The curious case of the fake Gary Oldman who fooled Hollywood: “Boy, do I have a strange story”
Having been cited as an inspiration and influence by countless actors, who are all immensely talented in their own right, it’s clear that quite a few thespians would love to be Gary Oldman.
Daniel Radcliffe, Christian Bale, Benedict Cumberbatch, Ryan Gosling, Brad Pitt, and Tom Hardy are just a few of the stars who’ve worshipped at the altar of the Academy Award winner and his pain bag, but one unidentified prankster took things several steps further.
In the late 1990s, the leading role in the Andy Kaufman biopic, Man on the Moon, was being chased by several high-profile names. Edward Norton, John Cusack, Hank Azaria, and Kevin Spacey all either auditioned or screen-tested for the part, which was eventually filled by Jim Carrey, of course.
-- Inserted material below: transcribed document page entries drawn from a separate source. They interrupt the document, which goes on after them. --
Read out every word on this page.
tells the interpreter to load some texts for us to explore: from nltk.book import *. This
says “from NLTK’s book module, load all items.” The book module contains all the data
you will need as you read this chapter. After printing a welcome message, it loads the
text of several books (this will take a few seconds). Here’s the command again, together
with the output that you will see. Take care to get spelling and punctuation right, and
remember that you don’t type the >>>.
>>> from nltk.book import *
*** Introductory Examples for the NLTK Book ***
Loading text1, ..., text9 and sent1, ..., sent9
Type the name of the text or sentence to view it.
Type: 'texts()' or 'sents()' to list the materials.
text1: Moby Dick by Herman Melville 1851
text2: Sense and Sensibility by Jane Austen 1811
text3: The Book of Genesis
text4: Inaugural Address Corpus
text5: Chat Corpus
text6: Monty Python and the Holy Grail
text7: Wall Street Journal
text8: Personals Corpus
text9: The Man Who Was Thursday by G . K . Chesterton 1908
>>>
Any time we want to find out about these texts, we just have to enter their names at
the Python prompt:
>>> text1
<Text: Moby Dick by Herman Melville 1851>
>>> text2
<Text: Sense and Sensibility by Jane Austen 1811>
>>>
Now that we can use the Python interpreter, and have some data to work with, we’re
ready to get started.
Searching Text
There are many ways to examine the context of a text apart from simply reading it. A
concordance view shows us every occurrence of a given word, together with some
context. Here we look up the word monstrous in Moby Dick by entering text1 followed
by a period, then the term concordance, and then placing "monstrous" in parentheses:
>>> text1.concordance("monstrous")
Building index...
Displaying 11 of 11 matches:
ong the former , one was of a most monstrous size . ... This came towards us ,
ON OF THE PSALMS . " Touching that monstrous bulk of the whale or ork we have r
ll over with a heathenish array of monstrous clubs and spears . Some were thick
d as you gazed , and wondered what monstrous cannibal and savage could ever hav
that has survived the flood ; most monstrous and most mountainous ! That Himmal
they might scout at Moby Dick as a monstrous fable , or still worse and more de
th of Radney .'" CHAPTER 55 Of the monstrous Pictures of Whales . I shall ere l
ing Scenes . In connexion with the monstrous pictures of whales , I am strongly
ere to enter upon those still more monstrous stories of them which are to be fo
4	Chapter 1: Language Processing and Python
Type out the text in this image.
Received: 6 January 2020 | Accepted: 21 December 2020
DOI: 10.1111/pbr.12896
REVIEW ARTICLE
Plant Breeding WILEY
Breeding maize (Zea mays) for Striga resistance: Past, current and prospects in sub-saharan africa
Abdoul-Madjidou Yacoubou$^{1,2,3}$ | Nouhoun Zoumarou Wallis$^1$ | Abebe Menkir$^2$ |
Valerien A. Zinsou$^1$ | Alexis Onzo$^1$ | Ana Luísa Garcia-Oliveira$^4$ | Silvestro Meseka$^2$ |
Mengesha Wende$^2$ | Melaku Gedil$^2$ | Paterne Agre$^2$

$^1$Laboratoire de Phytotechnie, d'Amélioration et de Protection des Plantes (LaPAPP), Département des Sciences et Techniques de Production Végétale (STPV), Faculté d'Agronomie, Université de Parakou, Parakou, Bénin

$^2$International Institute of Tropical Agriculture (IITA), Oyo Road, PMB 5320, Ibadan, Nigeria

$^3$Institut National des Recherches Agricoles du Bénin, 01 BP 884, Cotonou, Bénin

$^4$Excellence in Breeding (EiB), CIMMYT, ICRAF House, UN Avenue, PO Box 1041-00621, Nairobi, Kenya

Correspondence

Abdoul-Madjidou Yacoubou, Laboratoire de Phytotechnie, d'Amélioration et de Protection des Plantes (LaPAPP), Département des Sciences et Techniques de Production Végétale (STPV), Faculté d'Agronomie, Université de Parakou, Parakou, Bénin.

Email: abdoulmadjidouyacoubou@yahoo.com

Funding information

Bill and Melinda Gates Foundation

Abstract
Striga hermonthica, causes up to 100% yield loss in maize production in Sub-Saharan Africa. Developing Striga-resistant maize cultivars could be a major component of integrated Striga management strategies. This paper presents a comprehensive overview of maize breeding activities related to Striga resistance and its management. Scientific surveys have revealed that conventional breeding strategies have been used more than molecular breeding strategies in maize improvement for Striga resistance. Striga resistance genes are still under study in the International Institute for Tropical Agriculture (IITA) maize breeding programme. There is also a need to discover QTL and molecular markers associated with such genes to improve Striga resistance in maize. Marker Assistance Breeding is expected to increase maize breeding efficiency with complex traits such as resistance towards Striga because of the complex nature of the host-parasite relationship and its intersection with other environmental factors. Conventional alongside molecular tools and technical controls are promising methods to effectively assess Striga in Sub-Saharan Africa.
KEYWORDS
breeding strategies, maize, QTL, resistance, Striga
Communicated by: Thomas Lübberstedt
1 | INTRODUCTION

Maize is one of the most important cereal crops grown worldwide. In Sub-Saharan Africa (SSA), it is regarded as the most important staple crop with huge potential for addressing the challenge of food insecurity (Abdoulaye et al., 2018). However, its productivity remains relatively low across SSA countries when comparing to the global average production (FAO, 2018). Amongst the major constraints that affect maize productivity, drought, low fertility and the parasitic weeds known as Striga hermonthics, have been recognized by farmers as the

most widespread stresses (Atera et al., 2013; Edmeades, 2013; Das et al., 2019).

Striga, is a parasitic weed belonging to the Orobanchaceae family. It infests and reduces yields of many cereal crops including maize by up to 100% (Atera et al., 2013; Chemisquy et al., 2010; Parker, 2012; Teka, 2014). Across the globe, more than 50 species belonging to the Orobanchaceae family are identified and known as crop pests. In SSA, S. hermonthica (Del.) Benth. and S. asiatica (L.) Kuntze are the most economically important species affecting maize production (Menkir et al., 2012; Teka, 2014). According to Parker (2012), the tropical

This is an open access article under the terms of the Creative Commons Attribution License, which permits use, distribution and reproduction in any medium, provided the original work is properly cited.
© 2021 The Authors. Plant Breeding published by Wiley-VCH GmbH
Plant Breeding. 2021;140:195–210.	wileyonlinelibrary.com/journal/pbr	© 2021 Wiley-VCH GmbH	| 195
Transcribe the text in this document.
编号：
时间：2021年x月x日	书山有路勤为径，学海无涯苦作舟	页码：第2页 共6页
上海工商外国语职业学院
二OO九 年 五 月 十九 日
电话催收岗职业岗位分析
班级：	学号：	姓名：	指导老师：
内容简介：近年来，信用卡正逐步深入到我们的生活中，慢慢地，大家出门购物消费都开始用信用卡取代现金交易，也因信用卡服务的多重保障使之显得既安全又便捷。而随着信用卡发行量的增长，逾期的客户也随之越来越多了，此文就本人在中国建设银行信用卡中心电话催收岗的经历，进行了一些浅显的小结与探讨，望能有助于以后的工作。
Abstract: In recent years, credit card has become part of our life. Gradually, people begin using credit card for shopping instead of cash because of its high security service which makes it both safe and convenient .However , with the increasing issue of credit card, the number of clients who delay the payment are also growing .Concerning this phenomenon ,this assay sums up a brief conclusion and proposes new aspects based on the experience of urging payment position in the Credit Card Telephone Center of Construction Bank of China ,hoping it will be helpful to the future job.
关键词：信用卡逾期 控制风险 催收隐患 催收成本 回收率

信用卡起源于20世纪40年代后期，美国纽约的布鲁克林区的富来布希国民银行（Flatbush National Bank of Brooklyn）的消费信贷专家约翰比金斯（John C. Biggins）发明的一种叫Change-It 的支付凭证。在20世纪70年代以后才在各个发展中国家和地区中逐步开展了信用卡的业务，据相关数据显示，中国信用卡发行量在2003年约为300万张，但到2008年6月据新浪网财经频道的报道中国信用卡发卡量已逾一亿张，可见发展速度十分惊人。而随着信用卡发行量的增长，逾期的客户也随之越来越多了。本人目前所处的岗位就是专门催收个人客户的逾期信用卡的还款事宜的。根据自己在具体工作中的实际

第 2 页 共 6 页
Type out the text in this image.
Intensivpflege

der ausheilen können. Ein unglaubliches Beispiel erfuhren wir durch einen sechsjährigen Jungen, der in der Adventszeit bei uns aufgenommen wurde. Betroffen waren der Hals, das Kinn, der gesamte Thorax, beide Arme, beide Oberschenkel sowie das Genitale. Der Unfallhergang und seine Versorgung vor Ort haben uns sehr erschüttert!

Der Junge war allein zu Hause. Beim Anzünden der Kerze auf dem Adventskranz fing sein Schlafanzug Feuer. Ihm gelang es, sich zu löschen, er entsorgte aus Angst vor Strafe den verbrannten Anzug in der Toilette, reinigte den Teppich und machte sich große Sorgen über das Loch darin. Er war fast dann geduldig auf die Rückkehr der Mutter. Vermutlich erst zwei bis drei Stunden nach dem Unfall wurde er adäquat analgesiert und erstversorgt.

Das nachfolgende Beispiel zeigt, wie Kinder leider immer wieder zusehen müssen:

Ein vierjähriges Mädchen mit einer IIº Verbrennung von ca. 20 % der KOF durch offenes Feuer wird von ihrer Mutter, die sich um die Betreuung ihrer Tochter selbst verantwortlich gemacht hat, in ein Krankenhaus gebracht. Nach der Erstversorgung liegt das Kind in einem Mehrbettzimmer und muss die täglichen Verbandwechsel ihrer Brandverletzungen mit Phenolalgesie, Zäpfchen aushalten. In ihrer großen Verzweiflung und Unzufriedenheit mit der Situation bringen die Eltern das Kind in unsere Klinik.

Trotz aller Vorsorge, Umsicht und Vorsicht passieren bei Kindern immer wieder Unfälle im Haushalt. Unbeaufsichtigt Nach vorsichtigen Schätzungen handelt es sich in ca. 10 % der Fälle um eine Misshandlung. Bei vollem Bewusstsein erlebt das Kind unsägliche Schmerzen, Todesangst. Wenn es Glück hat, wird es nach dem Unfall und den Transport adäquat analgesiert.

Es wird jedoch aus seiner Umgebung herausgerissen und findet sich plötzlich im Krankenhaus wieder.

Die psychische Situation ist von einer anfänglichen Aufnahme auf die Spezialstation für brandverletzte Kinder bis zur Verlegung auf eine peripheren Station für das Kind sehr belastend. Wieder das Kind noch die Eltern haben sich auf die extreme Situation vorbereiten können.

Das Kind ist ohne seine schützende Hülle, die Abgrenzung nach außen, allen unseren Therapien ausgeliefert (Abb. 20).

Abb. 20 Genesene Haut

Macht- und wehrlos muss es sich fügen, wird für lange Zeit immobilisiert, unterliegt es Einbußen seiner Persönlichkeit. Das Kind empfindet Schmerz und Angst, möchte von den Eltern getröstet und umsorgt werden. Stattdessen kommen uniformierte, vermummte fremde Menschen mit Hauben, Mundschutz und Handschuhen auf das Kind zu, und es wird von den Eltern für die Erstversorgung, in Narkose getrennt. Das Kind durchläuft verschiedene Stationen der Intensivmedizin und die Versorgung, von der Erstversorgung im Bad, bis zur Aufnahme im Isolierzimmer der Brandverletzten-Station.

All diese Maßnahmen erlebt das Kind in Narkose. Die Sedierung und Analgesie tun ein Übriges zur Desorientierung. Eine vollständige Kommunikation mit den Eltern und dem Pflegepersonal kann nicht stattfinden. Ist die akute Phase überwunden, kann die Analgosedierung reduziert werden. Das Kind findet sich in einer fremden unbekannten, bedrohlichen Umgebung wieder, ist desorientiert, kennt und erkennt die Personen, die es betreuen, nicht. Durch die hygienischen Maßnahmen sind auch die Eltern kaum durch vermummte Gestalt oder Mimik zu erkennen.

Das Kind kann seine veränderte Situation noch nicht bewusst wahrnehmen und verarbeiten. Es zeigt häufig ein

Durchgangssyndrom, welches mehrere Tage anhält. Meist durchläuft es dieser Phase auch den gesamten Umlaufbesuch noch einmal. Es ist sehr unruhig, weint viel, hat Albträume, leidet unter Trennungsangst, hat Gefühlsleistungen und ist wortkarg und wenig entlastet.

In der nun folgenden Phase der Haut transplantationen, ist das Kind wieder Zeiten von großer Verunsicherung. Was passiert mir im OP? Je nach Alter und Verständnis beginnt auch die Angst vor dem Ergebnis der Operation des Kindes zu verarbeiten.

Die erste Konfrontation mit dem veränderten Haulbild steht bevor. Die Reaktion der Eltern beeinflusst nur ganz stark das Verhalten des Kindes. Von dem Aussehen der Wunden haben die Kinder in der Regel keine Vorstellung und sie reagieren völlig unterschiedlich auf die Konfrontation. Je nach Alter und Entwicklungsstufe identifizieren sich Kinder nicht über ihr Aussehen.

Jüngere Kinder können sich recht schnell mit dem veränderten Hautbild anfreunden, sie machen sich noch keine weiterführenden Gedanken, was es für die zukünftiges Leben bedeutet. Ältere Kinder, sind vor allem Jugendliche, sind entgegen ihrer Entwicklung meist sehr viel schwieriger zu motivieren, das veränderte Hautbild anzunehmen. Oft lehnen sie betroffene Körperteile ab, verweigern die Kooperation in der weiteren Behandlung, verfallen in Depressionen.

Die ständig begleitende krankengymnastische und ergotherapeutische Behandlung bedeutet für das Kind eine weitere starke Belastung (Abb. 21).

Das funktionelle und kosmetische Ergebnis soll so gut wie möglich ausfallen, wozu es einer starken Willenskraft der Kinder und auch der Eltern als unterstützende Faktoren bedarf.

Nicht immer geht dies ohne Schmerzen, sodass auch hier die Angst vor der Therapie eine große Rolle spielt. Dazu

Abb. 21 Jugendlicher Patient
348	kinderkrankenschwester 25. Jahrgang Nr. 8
It’s hard to imagine anyone else headlining the biopic, mostly because the rubber-faced comic went to ridiculous lengths to get into character and stay there, with his method antics pissing a lot of people off. Oldman isn’t necessarily a method actor, but he is committed, and you could kind of see him playing it.
The most obvious roadblock was that he didn’t test for the picture, but that’s not what Hollywood thought. An impostor submitted a filmed audition as Oldman for Man in the Moon, which came after they’d phoned producer and co-star Danny DeVito, pretending to be Oldman, to ask about a script.
Refusing to let it go, the impersonator reached out to director Miloš Forman and casting director Francine Maisler, informing them that he’d fired his agents and needed to be contacted directly. “We got a call from Danny asking to confirm Danny’s London phone number,” the actual Oldman’s actual manager, Douglas Urbanski, recalled. “I said Gary didn’t call Danny, and he doesn’t live in London.”
Maisler admitted that she fell for it and “began having conversations with the man known as Gary Oldman.” The ruse was only truly rumbled when, in what must have been a cosmic coincidence, the genuine article struck up a conversation with Man on the Moon‘s co-writer Larry Karaszewski when their children were playing together.
“Gary Oldman, the real one, calls me at home last Friday and said, ‘Boy, do I have a strange story to tell you,'” Urbanski offered. “The writer kept talking about Gary’s screen test, and Gary finally said, ‘I didn’t do a screen test’. Then, they realised there was another guy pretending to be Gary.”
Despite being officially rumbled, the fake Oldman underlined their credentials as the ultimate chancer by asking for a part in the movie anyway, which they obviously didn’t get. There must have been something about their audition, though, seeing as it managed to fool so many industry veterans for so long.